‘A Tale of the Tapes’ delves into unique Ali-Cavett relationship


Muhammad Ali was a force of nature, both bombastic and pensive. Arguably the most well-known and impactful athlete in history, Ali did more than command attention both inside and outside of the U.S. He served as a prism for the turbulent times of the 1960s and early 1970s; how one viewed Ali often mirrored one’s view of the social upheaval that coincided with Ali’s time on top of the boxing world.

But even Ali’s memorable quips needed a straight man, and longtime talk show host Dick Cavett gladly served such a role. As presented in the world premiere of the documentary “Ali and Cavett: A Tale of the Tapes” at the South by Southwest Film Festival Sunday at the Alamo Drafthouse - South Lamar, Cavett developed more than a courteous professional relationship with Ali. The champ made 14 appearances on “The Dick Cavett Show,” which ran in some form on network television from 1969-1982. In that span, the two became friends. Ali famously called Cavett “my main man” after appearing on the show following a loss to Joe Frazier, and Cavett referred to Ali as “at times, really my best friend.”

Remarkably, the 81-year-old Cavett joined filmmaker Robert S. Bader and venerable film critic Leonard Maltin for a post-film question-and-answer session. Still spry and sassy, Cavett remains fond of Ali almost two years after the champ’s death.

“He was like the eighth wonder of the world,” Cavett said, referring to Ali. “He was intelligent, funny, witty, had great timing; he had all the things that really would have made him a great comic.

“Really, I think if we were two children on the playground, we would have played with each other.”

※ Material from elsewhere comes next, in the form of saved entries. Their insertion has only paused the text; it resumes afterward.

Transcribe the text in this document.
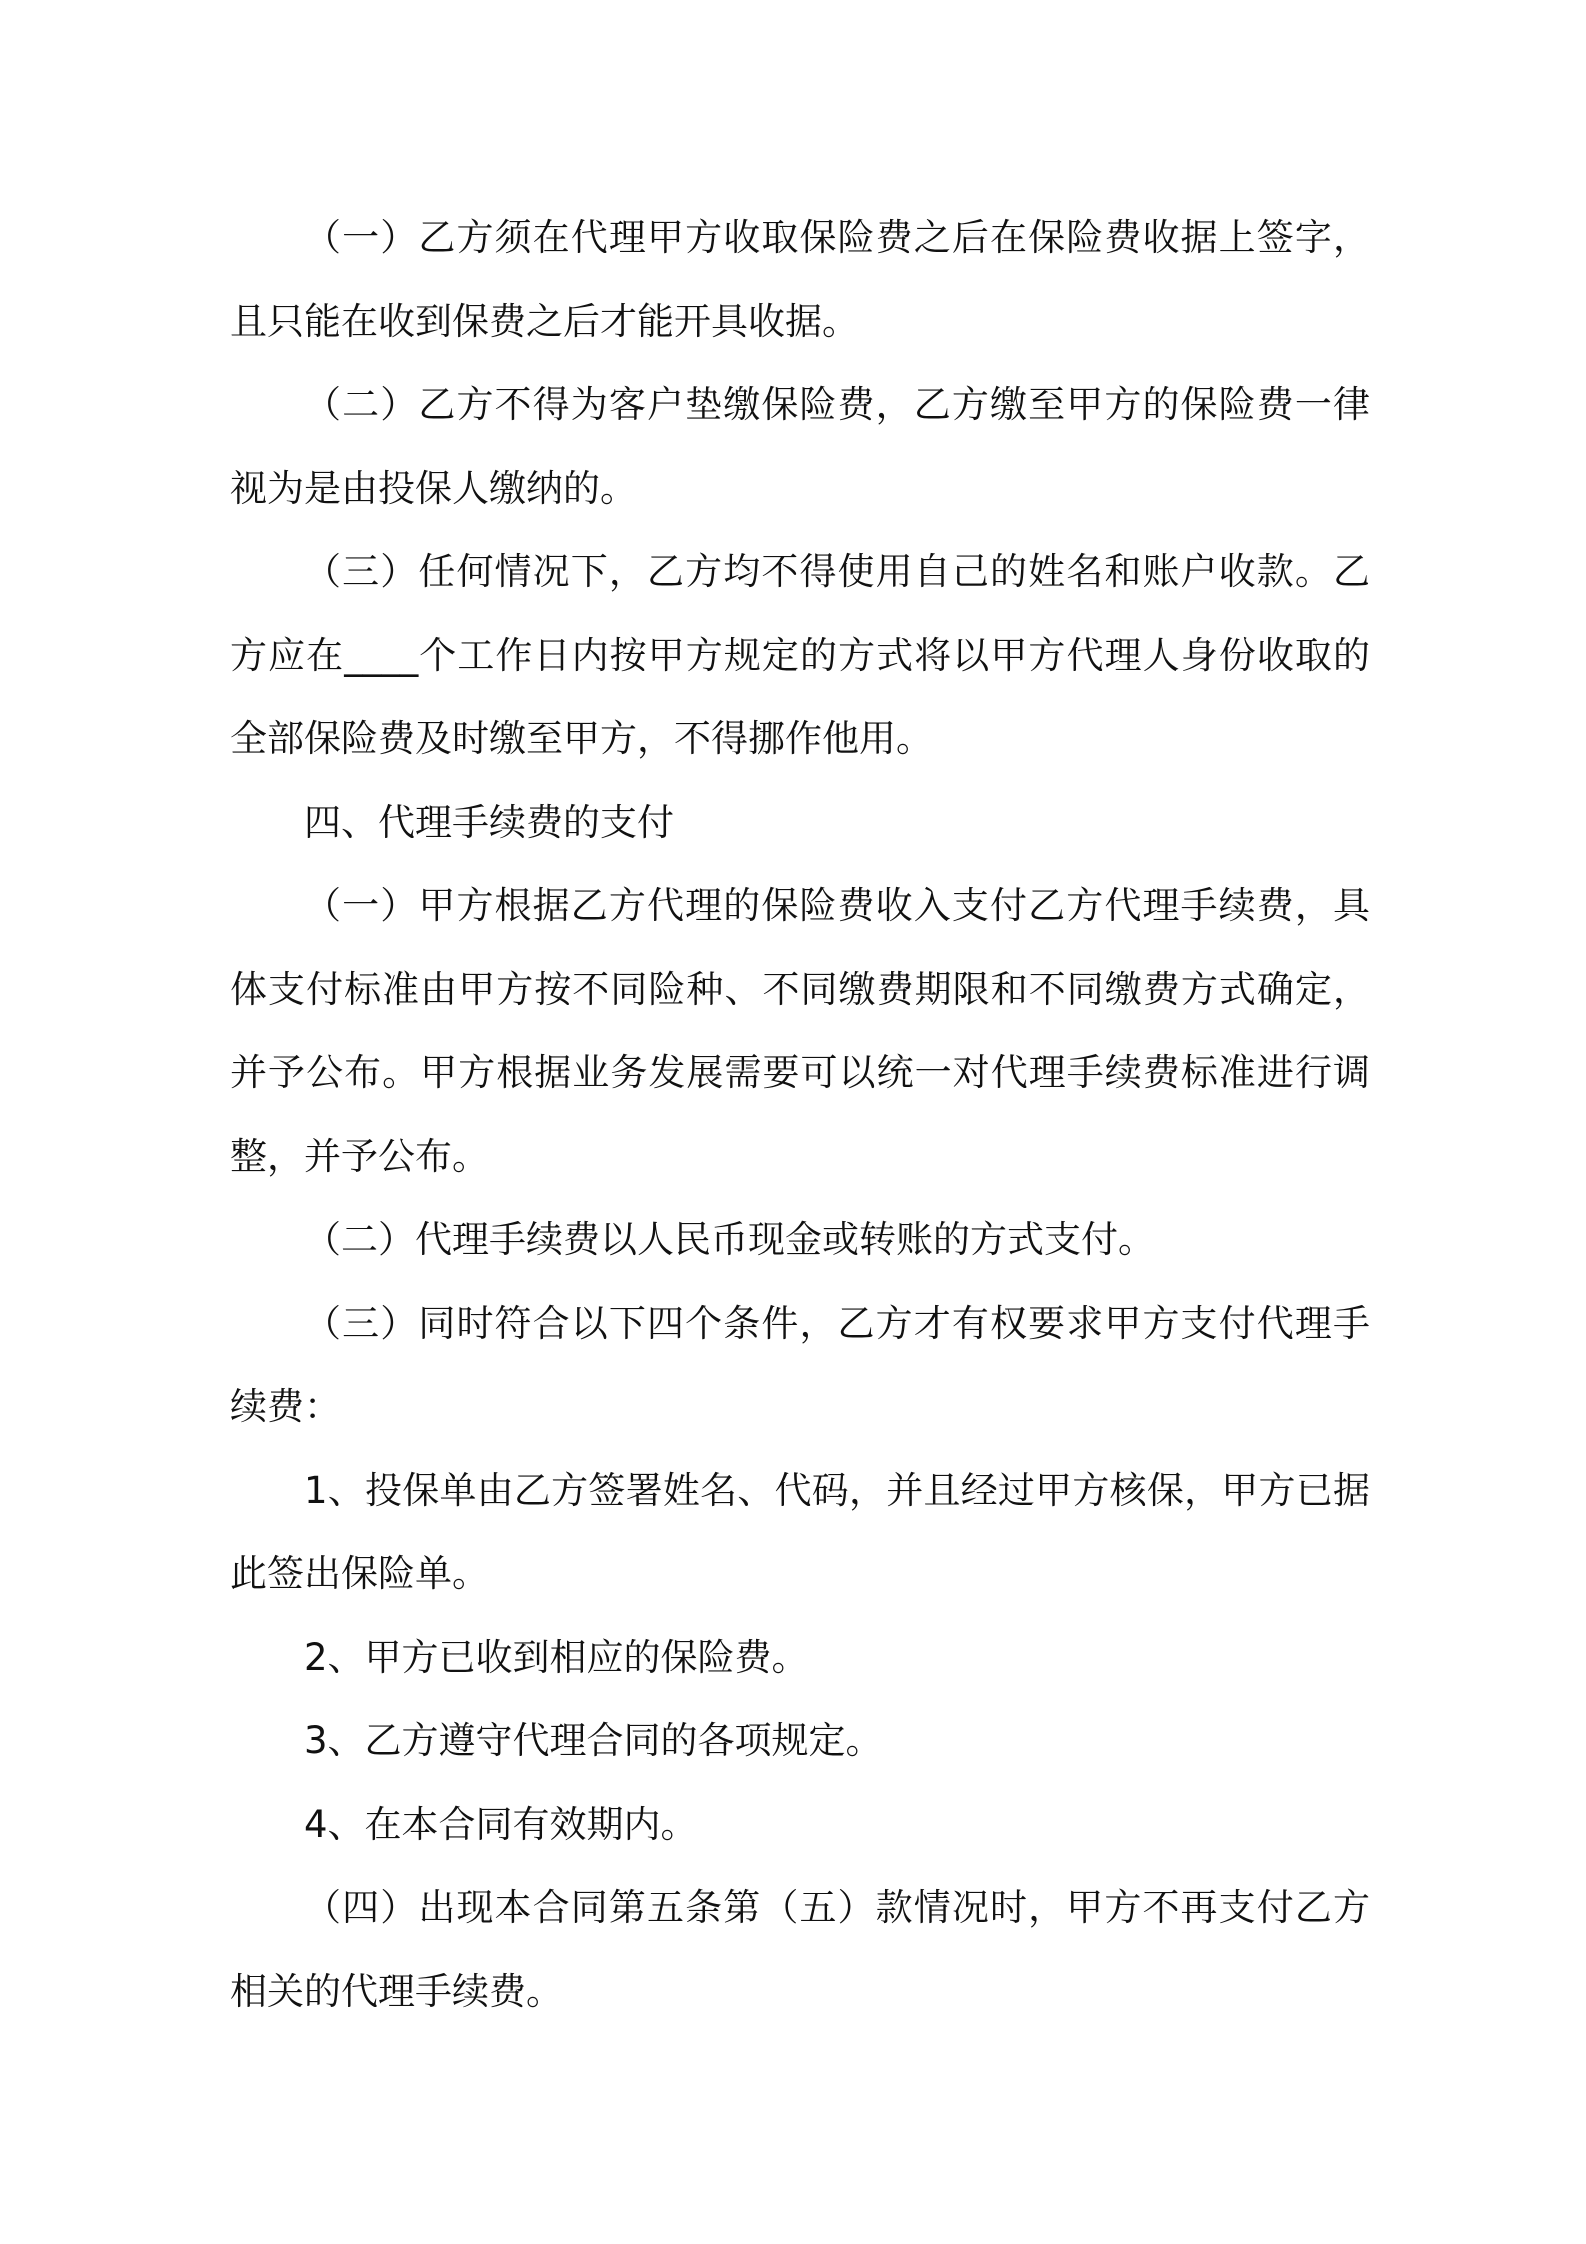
（一）乙方须在代理甲方收取保险费之后在保险费收据上签字，且只能在收到保费之后才能开具收据。

（二）乙方不得为客户垫缴保险费，乙方缴至甲方的保险费一律视为是由投保人缴纳的。

（三）任何情况下，乙方均不得使用自己的姓名和账户收款。乙方应在____个工作日内按甲方规定的方式将以甲方代理人身份收取的全部保险费及时缴至甲方，不得挪作他用。

四、代理手续费的支付

（一）甲方根据乙方代理的保险费收入支付乙方代理手续费，具体支付标准由甲方按不同险种、不同缴费期限和不同缴费方式确定，并予公布。甲方根据业务发展需要可以统一对代理手续费标准进行调整，并予公布。

（二）代理手续费以人民币现金或转账的方式支付。

（三）同时符合以下四个条件，乙方才有权要求甲方支付代理手续费：

1、投保单由乙方签署姓名、代码，并且经过甲方核保，甲方已据此签出保险单。

2、甲方已收到相应的保险费。

3、乙方遵守代理合同的各项规定。

4、在本合同有效期内。

（四）出现本合同第五条第（五）款情况时，甲方不再支付乙方相关的代理手续费。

Cavett’s subdued personality and subtle sense of humor meshed well with Ali in front of the cameras as well as, apparently, behind the scenes. But it wasn’t in Cavett’s nature to fawn over his friend; he challenged Ali on his conversion to the Nation of Islam’s questionable view of Islam, and he gave fair treatment as well as plenty of air time to Frazier, who Ali famously demeans as a “gorilla” and an “Uncle Tom” in buildup to their fights.

The film itself treads over ground well-covered in other Ali documentaries and biographical narratives. Perhaps too much time is spent on rehashing Ali’s conversion from a young fighter known as Cassius Clay to a follower of Nation of Islam founder Elijah Muhammad. Maybe Bader doesn’t need to rehash the rivalry with Frazier or the steady decline of Ali as a fighter during the late 1970s.

But the footage of Ali and Cavett interacting both on and off the set capture a moment of American history, and such memories make any such film worthwhile.